Murmuration - Page 74

He’s pulling his shirt over his head and he thinks, Where was I before Amorea?

He’s shutting the front door to his house and he thinks, Who are my pare&##&#—

He stops, hand still on the doorknob.

He doesn’t know what that was. It was like he short-circuited. Just for a moment.

He thinks, Who are my pare&#*#—

That pressure is there, building behind his eyes.

He thinks, The people who raised me.

The people I was born to.

The ones who gave me life.

My par&###&***—

He knows the word. He knows it.

He thinks, Just another thing, isn’t it? Just another thing.

We’re much more progressive now, Doc said. It’s rarely recommended that a person be institutionalized because of schizophrenia these days.

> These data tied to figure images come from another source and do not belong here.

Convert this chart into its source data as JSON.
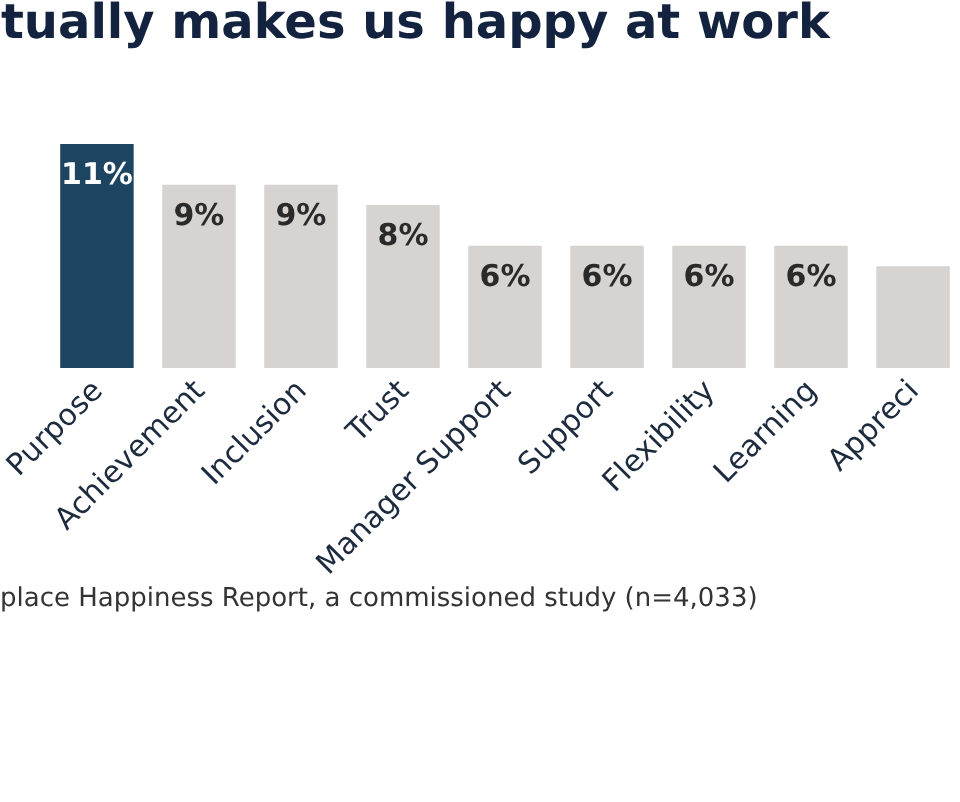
{
  "chart_data": {
    "type": "bar",
    "title": "tually makes us happy at work",
    "categories": [
      "Purpose",
      "Achievement",
      "Inclusion",
      "Trust",
      "Manager Support",
      "Support",
      "Flexibility",
      "Learning",
      "Appreci"
    ],
    "values": [
      11,
      9,
      9,
      8,
      6,
      6,
      6,
      6,
      5
    ],
    "colors": [
      "#1d4562",
      "#d6d3d1",
      "#d6d3d1",
      "#d6d3d1",
      "#d6d3d1",
      "#d6d3d1",
      "#d6d3d1",
      "#d6d3d1",
      "#d6d3d1"
    ],
    "value_labels": [
      "11%",
      "9%",
      "9%",
      "8%",
      "6%",
      "6%",
      "6%",
      "6%",
      null
    ],
    "annotations": [
      "place Happiness Report, a commissioned study (n=4,033)"
    ]
  }
}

As long as a person isn’t deemed to a danger to others or themselves, there shouldn’t be any reason why they can’t live a reasonably normal life. Medications can help with the delusions. The hallucinations. Those feelings of unreality. But let’s not get ahead of ourselves, Mike. Think of that as a last resort. You are here. You are fine. You live in Amorea. You own the bookstore, and you have people that care about you. That’s what’s real.

He thinks, Is it?

And yeah, maybe he’s a little angry.

HE’S IN the diner sitting across from Sean. It’s loud this morning, a Thursday, the townsfolk buzzing excitedly. The Amorea Women’s Club started hanging up decorations for the Amorea Harvest Festival the day before. It’s still nine days away, but Amorea always gets excited when Mrs. Richardson and her band of merry women begin their preparations. There are wreaths hung up on every doorway in Amorea, orange and red and brown plastic leaves strung together with little scarecrows in the middle. The light posts along Main Street are strung similarly, long autumn garlands wrapped along the poles. There are pumpkins and hot apple cider and the leaves on the trees that line the streets look like they’re ablaze. It’s quintessentially fall, and everyone is happy.

It hurts his head.

He thinks, If you only knew.

“You okay, big guy?” Sean asks, reaching across the table to take Mike’s hand in his own. Mike barely resists the urge to pull away. It’s a close thing.

He forces a smile on his face. “I’m fine.”

“Sleeping pills helping?”

He shrugs. “A little.” Lying is getting easier now. “It’s going to take some time, I guess.”

Sean squeezes his hand, and Mike’s got a flash of his nose bleeding, that fight from last week, the anger he felt when Daniel Houle’s elbow clocked him a good one. The pictures that fell. There were two of them, right?

He thinks, There were three, and the third was a mystery.

He thinks, No, there were two. Just two. I remember them both.

He thinks, She was smiling at the camera like she was in love.

He thinks, Oscar, Oscar, Oscar.

Sean says, “I hope not too much longer. You’re looking a little rough around the edges.”

That stings, and he thinks, Yeah, well, you would too if you saw things and remembered things that weren’t there. He says, “You leaving me for someone younger? Someone a little more put together?” He’s teasing, and Sean’s smile is a relief.